“收起你的担心。不管怎样,我只是生了点病。”

        直至某日,两坛万象皆春,两个醉成泥泞的人,龙吟借着酒力想覆上碎梦泛着水光的薄唇,实在不能错怪他,对方清俊美丽的面孔在月光和酒精的酝酿下杂糅成一抹谪仙岛里从未长过的桃花,就连迷茫醉熏的吐息都勾着他的三魂六魄,好像要勾进那柔软的唇齿之间,把理智道德都吞咽进肚子里。

        没有臆想之中的水到渠成,碎梦的眼睛突然睁大,身手一下恢复到往日那样敏捷,脚尖勾起门边的长刀,碎梦突然暴起用刀柄把龙吟摁在地上,钝痛抵住龙吟的肩窝。

        碎梦的声音痛苦的颤抖着。他说。

        “别碰我,我……喜欢一个女孩很久了。”

        龙吟才后知后觉,所谓沉疴,似乎不能和爱欲等同。

        屋内的噪音一点点静下来,留在最后的是低吼、重物撞击床铺的挣扎声音,然后便是长久的寂静。
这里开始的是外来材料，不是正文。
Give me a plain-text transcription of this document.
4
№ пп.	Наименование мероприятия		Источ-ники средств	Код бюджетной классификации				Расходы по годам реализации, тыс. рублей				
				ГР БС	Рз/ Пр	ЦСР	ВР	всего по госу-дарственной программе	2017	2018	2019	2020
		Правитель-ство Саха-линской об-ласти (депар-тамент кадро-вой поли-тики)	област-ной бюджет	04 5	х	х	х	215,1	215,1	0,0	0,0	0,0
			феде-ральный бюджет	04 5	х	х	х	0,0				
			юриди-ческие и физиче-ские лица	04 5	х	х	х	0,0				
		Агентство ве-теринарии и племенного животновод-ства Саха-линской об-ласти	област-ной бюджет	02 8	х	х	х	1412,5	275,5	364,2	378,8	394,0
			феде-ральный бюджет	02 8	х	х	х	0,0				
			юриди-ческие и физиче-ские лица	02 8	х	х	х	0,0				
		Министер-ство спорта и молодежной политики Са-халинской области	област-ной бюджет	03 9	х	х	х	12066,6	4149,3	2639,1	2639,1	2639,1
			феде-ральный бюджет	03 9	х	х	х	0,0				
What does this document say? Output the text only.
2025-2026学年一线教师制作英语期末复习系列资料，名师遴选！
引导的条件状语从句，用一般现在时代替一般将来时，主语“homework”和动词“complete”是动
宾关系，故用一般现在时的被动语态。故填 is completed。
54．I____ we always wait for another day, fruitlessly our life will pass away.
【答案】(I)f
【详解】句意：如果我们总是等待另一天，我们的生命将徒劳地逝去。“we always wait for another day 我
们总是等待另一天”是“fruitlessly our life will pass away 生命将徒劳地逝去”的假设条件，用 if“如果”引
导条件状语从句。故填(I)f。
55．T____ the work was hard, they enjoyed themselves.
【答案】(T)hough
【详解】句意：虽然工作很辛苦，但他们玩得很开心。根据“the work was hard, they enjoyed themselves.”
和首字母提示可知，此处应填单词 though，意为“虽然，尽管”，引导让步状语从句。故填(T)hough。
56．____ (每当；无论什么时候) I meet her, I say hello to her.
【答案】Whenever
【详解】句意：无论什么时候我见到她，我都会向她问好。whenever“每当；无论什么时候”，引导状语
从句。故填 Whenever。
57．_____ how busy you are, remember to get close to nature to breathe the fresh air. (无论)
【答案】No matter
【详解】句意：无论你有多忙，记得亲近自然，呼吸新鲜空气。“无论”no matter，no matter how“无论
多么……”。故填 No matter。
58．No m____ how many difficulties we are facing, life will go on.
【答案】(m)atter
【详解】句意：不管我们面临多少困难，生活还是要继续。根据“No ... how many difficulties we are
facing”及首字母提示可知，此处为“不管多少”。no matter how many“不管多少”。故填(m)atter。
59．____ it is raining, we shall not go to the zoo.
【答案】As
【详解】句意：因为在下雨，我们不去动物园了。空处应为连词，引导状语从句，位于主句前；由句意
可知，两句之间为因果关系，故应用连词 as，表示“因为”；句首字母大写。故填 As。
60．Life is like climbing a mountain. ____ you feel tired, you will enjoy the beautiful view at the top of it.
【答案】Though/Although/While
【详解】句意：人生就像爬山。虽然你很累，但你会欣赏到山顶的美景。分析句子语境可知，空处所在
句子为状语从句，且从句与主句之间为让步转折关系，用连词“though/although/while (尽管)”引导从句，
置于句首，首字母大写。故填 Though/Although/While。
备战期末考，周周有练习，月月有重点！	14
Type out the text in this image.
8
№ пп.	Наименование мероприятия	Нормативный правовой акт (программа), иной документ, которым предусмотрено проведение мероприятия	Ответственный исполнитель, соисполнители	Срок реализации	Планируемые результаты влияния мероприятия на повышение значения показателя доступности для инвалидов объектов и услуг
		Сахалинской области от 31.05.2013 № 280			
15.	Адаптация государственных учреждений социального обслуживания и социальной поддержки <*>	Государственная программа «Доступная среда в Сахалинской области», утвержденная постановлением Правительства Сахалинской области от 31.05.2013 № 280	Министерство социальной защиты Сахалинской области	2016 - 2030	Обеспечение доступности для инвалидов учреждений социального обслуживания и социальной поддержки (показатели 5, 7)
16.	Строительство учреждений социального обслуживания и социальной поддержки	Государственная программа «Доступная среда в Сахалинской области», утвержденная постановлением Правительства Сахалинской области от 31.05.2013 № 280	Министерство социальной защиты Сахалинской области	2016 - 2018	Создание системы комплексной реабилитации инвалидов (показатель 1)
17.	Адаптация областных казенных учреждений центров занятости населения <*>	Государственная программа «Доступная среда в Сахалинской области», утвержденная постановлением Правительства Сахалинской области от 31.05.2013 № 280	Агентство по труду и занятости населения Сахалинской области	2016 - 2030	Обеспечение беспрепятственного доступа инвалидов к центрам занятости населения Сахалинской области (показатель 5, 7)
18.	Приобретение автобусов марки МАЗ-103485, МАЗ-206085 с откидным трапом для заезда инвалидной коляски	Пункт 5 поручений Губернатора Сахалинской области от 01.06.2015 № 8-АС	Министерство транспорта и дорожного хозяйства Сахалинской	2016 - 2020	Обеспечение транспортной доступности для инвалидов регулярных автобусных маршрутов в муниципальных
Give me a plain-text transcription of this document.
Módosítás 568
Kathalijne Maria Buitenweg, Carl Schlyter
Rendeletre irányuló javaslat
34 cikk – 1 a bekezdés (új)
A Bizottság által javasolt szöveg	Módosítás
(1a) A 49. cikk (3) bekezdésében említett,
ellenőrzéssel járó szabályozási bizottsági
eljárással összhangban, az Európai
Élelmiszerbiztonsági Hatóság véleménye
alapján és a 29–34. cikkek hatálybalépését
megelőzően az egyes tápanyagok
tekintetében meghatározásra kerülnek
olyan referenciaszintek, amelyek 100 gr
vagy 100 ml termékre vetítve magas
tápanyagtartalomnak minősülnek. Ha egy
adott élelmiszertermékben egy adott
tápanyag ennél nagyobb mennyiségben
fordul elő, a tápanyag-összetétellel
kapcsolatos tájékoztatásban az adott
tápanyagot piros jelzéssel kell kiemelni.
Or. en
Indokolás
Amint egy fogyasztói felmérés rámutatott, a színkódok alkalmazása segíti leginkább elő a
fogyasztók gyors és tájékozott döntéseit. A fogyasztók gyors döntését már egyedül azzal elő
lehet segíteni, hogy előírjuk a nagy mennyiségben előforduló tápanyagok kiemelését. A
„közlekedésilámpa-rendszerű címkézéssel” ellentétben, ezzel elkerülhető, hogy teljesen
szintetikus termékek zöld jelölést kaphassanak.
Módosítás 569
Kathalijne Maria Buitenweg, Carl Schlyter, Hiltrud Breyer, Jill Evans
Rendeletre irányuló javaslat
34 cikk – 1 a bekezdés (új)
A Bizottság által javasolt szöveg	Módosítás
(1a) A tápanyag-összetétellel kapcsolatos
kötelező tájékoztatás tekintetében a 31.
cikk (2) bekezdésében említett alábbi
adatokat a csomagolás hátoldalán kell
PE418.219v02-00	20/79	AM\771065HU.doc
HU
        龙吟又等了半柱香,抬手刚要敲门,想想明明已经这样熟悉,还要表演出疏离给对方带来难看,便手腕一转直接推开门,余光小心翼翼地打探着一边,却是装作一副无所谓的样子走了进去。

        碎梦还衣不蔽体的躺在床上喘息,手背挡住了眼睛,没给龙吟半个多余的目光。

        他妈的。龙吟觉得自己真的很装,简直像是看惯了家里住着个娼妓一样的冷漠,又觉得自己的想法实在太过分。

        什么娼妓,这样的说法简直是有点恶心,明明他身边没有比碎梦更“干净”的人。